Anniversary party
There is going to be a party to celebrate the 80-th Anniversary of the Ural State University. The University has a hierarchical structure of employees. It means that the supervisor relation forms a tree rooted at the rector V. E. Tretyakov. In order to make the party funny for every one, the rector does not want both an employee and his or her immediate supervisor to be present. The personnel office has evaluated conviviality of each employee, so everyone has some number (rating) attached to him or her. Your task is to make a list of guests with the maximal possible sum of guests' conviviality ratings.
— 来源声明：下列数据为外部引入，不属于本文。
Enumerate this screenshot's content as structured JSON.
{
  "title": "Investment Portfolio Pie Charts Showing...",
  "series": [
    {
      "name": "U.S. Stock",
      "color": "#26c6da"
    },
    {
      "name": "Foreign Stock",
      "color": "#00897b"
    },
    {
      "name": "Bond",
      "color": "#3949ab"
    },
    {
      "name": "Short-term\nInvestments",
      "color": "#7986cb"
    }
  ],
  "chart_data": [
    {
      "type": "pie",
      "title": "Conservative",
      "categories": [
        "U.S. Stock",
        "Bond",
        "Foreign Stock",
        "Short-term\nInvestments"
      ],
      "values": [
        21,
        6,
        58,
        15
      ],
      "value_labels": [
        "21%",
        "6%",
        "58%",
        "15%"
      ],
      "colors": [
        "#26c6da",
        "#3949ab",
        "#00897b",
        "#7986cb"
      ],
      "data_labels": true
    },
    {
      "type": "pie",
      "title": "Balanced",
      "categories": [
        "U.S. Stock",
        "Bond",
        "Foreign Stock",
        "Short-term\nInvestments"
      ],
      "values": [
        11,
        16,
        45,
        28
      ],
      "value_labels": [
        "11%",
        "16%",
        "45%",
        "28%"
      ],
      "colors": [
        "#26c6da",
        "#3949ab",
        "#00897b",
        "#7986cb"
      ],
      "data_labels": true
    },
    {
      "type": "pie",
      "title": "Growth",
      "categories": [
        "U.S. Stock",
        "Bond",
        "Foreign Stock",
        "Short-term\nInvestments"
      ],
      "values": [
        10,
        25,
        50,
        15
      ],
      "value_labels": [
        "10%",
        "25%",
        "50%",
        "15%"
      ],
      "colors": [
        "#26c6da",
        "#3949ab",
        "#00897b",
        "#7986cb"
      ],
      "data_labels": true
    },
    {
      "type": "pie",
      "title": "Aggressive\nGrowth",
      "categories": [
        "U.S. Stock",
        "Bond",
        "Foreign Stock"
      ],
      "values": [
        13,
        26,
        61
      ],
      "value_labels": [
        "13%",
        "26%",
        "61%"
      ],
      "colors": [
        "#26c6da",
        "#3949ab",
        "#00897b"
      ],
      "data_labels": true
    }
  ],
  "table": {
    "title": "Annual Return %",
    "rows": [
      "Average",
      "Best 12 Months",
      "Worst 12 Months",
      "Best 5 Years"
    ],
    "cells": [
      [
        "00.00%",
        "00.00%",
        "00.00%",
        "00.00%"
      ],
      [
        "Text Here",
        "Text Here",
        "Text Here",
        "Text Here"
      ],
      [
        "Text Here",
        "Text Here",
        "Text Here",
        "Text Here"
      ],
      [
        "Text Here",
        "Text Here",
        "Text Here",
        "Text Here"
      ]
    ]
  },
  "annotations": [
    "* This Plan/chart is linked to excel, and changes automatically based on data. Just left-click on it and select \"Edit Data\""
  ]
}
Input Employees are numbered from 1 to N. A first line of input contains a number N. 1 <= N <= 6 000. Each of the subsequent N lines contains the conviviality rating of the corresponding employee. Conviviality rating is an integer number in a range from -128 to 127. After that go T lines that describe a supervisor relation tree. Each line of the tree specification has the form:
L K
It means that the K-th employee is an immediate supervisor of the L-th employee. Input is ended with the line
0 0 Output Output should contain the maximal sum of guests' ratings.
Sample Input
7 1 1 1 1 1 1 1 1 3 2 3 6 4 7 4 4 5 3 5 0 0Sample Output
5
题意:一棵树,每个节点都有一个值,要选出一些点使得这些值最大,要求父亲和孩子节点不能同时选,只能出现一个。
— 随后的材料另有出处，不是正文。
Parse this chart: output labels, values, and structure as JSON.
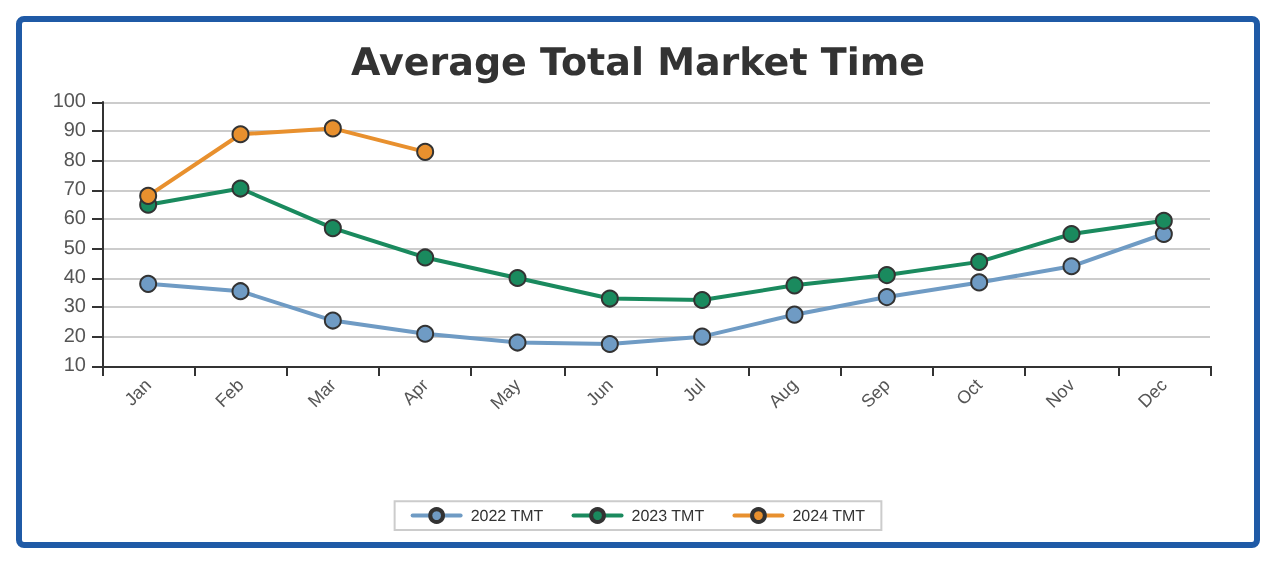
{
  "chart_data": {
    "type": "line",
    "title": "Average Total Market Time",
    "categories": [
      "Jan",
      "Feb",
      "Mar",
      "Apr",
      "May",
      "Jun",
      "Jul",
      "Aug",
      "Sep",
      "Oct",
      "Nov",
      "Dec"
    ],
    "series": [
      {
        "name": "2022 TMT",
        "color": "#6f9bc4",
        "values": [
          38,
          35.5,
          25.5,
          21,
          18,
          17.5,
          20,
          27.5,
          33.5,
          38.5,
          44,
          55
        ]
      },
      {
        "name": "2023 TMT",
        "color": "#1a8a5e",
        "values": [
          65,
          70.5,
          57,
          47,
          40,
          33,
          32.5,
          37.5,
          41,
          45.5,
          55,
          59.5
        ]
      },
      {
        "name": "2024 TMT",
        "color": "#e8902e",
        "values": [
          68,
          89,
          91,
          83,
          null,
          null,
          null,
          null,
          null,
          null,
          null,
          null
        ]
      }
    ],
    "ylim": [
      10,
      100
    ],
    "yticks": [
      10,
      20,
      30,
      40,
      50,
      60,
      70,
      80,
      90,
      100
    ],
    "grid": "y",
    "legend": "bottom",
    "marker": "circle",
    "line_style": "solid"
  }
}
思路:当前节点为i,dp[i][0]为i不出席时的最大快乐值,dp[i][1]为i出席时的最大快乐值。i的儿子集合(直接下属集合)为son={s1,s2,···},则有
(1)求解dp[i][0]:
for each si in son
dp[i][0] += max(dp[si][0], dp[si][1]);
解释:i不出席时,i的儿子既可以出席也可以不出席,取快乐值最大的方案。
(2)求解dp[i][1]:
for each si in son
dp[i][1] += dp[si][0];
解释:i出席,则i的所有儿子只能不出席。
code:
#include <iostream>
#include <cstdio>
#include <cstring>
#include <vector>
using namespace std;
const int maxn = 6002;
struct maxVal{
int x,y;
//x代表自己不出席时最大值
//y代表自己出席时的最大值
}dp[maxn];
vector<int> G[maxn];//邻接表存树
bool isroot[maxn];//判断根节点
maxVal dfs(int v){
if(G[v].empty()){
return dp[v];
}
for(int i = 0; i < G[v].size(); i++){
maxVal val = dfs(G[v][i]);
dp[v].x += max(val.x,val.y);//v不出席,儿子可以出席可以不出席,加上儿子的值最大的
dp[v].y += val.x;//v出席,儿子只能不出席
}
return dp[v];
}
int main(){
int n,root;
while(scanf("%d",&n) != EOF){
for(int i = 1; i <= n; i++){
scanf("%d",&dp[i].y);
dp[i].x = 0;
isroot[i] = true;
G[i].clear();
}
int l,k;
while(scanf("%d%d",&l,&k) && l){
G[k].push_back(l);
isroot[l] = false;
}
//找根
for(int i = 1; i <= n; i++){
if(isroot[i]){
root = i;
break;
}
}
maxVal ans = dfs(root);
printf("%d\n",max(ans.x,ans.y));
}
return 0;
}